Destroy All Humans! 2 has a co-op multiplayer mode, so the player can play through the story mode, free roam, and play minigames--such as PK Tennis and Duel--all alongside a friend.

==Reception==

Destroy All Humans! 2 received "generally favorable" reviews, according to review aggregator Metacritic.

GameZone stated that "the new weapons and body snatching ability just add more fun to a game with huge open worlds and the plentiful side missions" and that the "game actually supersedes the original".

The AI was criticized by TeamXbox, saying that "every enemy seems as brain dead as Crypto thinks they are".

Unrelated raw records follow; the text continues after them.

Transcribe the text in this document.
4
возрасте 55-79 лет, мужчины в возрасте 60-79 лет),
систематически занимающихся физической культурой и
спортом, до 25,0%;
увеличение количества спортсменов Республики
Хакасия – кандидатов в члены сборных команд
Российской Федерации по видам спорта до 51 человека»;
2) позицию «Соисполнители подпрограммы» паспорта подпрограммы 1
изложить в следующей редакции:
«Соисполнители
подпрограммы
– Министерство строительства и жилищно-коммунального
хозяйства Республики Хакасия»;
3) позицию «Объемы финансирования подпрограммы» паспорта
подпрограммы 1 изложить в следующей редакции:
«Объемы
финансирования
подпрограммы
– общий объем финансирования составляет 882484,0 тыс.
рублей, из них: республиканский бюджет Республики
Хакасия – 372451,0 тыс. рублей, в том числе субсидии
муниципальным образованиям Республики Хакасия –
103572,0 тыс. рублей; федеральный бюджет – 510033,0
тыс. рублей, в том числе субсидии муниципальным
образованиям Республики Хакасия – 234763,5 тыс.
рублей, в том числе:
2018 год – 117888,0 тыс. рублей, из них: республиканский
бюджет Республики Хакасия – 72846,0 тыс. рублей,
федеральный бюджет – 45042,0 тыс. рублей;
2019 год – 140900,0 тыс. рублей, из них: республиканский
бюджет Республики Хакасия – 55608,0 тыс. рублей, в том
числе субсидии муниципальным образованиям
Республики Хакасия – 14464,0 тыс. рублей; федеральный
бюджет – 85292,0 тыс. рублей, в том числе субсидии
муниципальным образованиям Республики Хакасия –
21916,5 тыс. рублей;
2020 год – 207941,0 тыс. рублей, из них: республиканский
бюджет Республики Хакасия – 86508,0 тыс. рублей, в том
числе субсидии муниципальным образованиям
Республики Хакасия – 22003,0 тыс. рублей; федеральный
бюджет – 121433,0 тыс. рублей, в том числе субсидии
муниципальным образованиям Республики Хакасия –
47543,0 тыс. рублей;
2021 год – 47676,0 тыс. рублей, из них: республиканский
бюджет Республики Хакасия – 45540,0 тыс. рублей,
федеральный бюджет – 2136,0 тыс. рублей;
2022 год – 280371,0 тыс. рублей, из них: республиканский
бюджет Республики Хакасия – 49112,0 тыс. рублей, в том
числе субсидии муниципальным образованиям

The Times gave it four stars out of five: "The tone is jocular, the script humorous and well acted by, among others, Little Britain’s Anthony Head". The Sydney Morning Herald gave it three-and-a-half stars out of five and called it "a minor improvement over the original, with just as many silly sci-fi shenanigans".

The game sold over 340,000 copies and had a generated revenue of $13,000,000 in North America alone.

Aggregate score
| Aggregator | Score |
|---|---|
| Metacritic | 74/100 |

Review scores
| Publication | Score |
|---|---|
| 1Up.com | B |
| Electronic Gaming Monthly | 7/10 |
| Eurogamer | 8/10 |
| Game Informer | 8.5/10 |
| GamePro | 4.5/5 |
| GameRevolution | C− |
| GameSpot | 7.1/10 |
| GameSpy | 4/5 |
| GameTrailers | 7.5/10 |
| GameZone | 8.3/10 |
| IGN | 8/10 |
| Official U.S. PlayStation Magazine | 7/10 |
| Official Xbox Magazine (US) | 8.5/10 |
| The Sydney Morning Herald | 3.5/5 |
| The Times | 4/5 |

==Remake==
A remake, Destroy All Humans! 2: Reprobed, was announced on September 17, 2021, for Microsoft Windows, PlayStation 5, and Xbox Series X/S. A multiplayer spin-off, titled Destroy All Humans! Clone Carnage was made available for Microsoft Windows, PlayStation 4, and Xbox One for players who pre-ordered Reprobed starting May 31, 2022.